Relational Grace Podcast

Breaking the Chains: Grace vs. License - License to sin, or license NOT to sin?

September 19, 2022 Nick Harris with Ariel Ministries Episode 73
Relational Grace Podcast
Breaking the Chains: Grace vs. License - License to sin, or license NOT to sin?
Show Notes

As the great Apostle Paul opens Galatians 5, he returns once again to the all important issue of salvation and circumcision. As we recall, that was the issue that provoked the apostle to write the epistle to the Galatians in the first place. Bear in mind that certain Christians of a Pharisee persuasion who belonged to the church in Jerusalem had journeyed to the region of Galatia in Asia minor. They had made this journey because they were concerned with the certain heretical positions that had been taken by the Apostle Paul. They were determined to correct the damage the apostle may have caused.

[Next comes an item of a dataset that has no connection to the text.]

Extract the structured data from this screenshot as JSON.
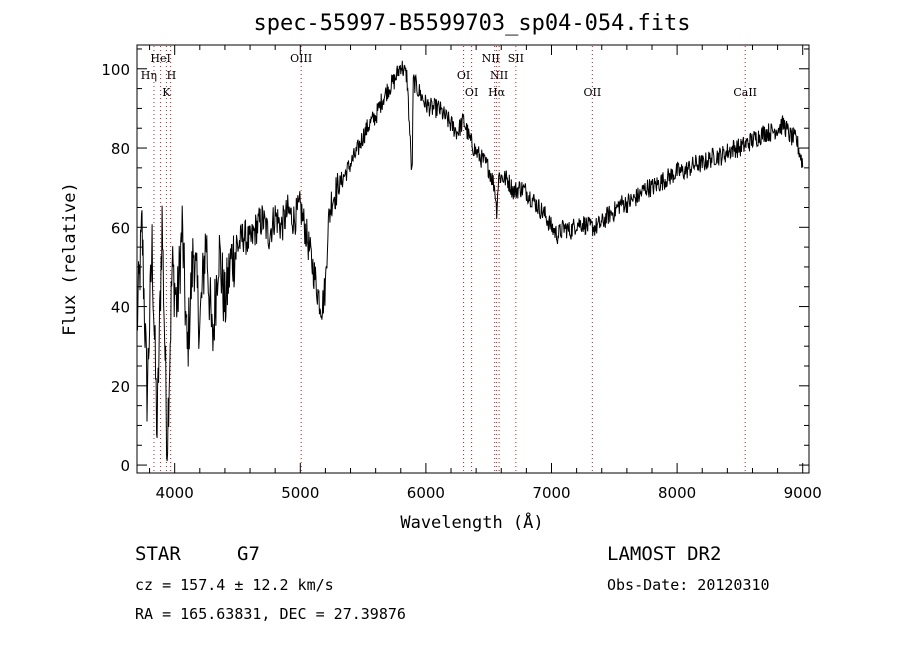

When they visited these various churches, they informed the believers in the region that they would have to be circumcised to be saved. They also told them that they could not go to heaven unless they were willing to submit to the rituals of circumcision. Apparently they were able to present a very compelling argument.

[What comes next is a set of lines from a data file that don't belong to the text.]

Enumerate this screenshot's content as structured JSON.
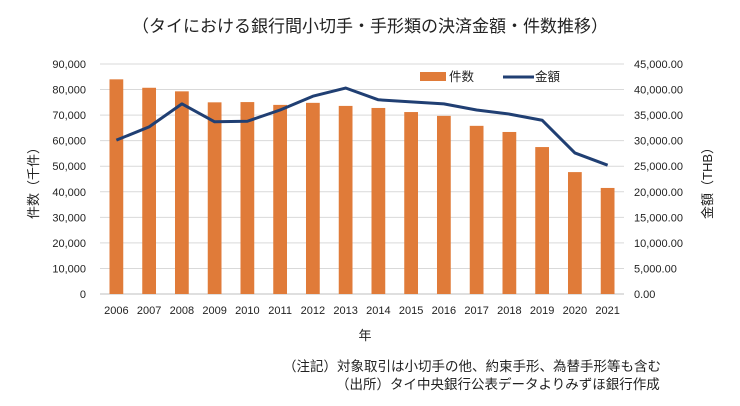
{
  "chart_data": {
    "type": "bar",
    "title": "（タイにおける銀行間小切手・手形類の決済金額・件数推移）",
    "xlabel": "年",
    "ylabel": "件数（千件）",
    "y2label": "金額（THB）",
    "categories": [
      "2006",
      "2007",
      "2008",
      "2009",
      "2010",
      "2011",
      "2012",
      "2013",
      "2014",
      "2015",
      "2016",
      "2017",
      "2018",
      "2019",
      "2020",
      "2021"
    ],
    "ylim": [
      0,
      90000
    ],
    "y2lim": [
      0,
      45000
    ],
    "yticks": [
      "0",
      "10,000",
      "20,000",
      "30,000",
      "40,000",
      "50,000",
      "60,000",
      "70,000",
      "80,000",
      "90,000"
    ],
    "y2ticks": [
      "0.00",
      "5,000.00",
      "10,000.00",
      "15,000.00",
      "20,000.00",
      "25,000.00",
      "30,000.00",
      "35,000.00",
      "40,000.00",
      "45,000.00"
    ],
    "grid": true,
    "legend_position": "top-right",
    "series": [
      {
        "name": "件数",
        "type": "bar",
        "axis": "left",
        "color": "#E07B39",
        "values": [
          84000,
          80700,
          79300,
          75000,
          75100,
          74000,
          74800,
          73600,
          72800,
          71200,
          69700,
          65800,
          63400,
          57500,
          47700,
          41500
        ]
      },
      {
        "name": "金額",
        "type": "line",
        "axis": "right",
        "color": "#203F73",
        "values": [
          30100,
          32700,
          37200,
          33700,
          33800,
          36000,
          38700,
          40300,
          38000,
          37600,
          37200,
          36000,
          35200,
          34000,
          27600,
          25200
        ]
      }
    ]
  },
  "notes": {
    "note1": "（注記）対象取引は小切手の他、約束手形、為替手形等も含む",
    "note2": "（出所）タイ中央銀行公表データよりみずほ銀行作成"
  }
}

What they told the Galatians was this. If you really want to be a Christian, that is if you really want to be saved, you have to first become a Jew because only Jews can be saved. After all they pointed out that Jesus himself had said that Salvation is of the Jews. But these Galatians were Gentiles not Jews.  Remember that Jewishness was both a racial and religious distinction. Not just one of the other.  So the question became, how could Gentiles like them become Jewish.

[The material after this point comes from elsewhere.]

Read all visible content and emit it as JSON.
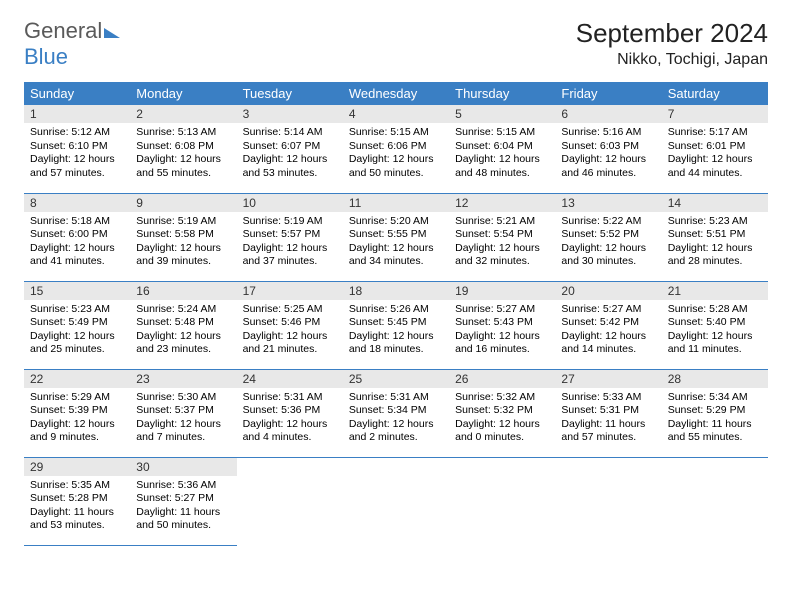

Well, the Pharisee Christians had an answer to this.  They informed the Galatians that there was a way in which a Gentile could become a Jew.  That was called the path of the Prosthelye. This path involved two distinct steps.  In the first place, one had to be baptized in water, and in the second place, they also had to be circumcised.

Since these Galatians had already been baptized by Paul.  The Pharisees Christians told them that all they needed to do was submit themselves to ritual circumcision. The Pharisees Christians must have been very convincing because the Galatians were standing in line to undergo this painful procedure.

When word reached Paul about what was happening in Galatia he was absolutely incensed because he knew that there was more at stake in Galatian than a piece of foreskin.  What was at stake was the essence of what would become the orthodox gospel of Jesus Christ himself. As we now know, the Gospel has always been Jesus plus nothing and it always will be.  There is no place for the concept of Jesus plus circumcision.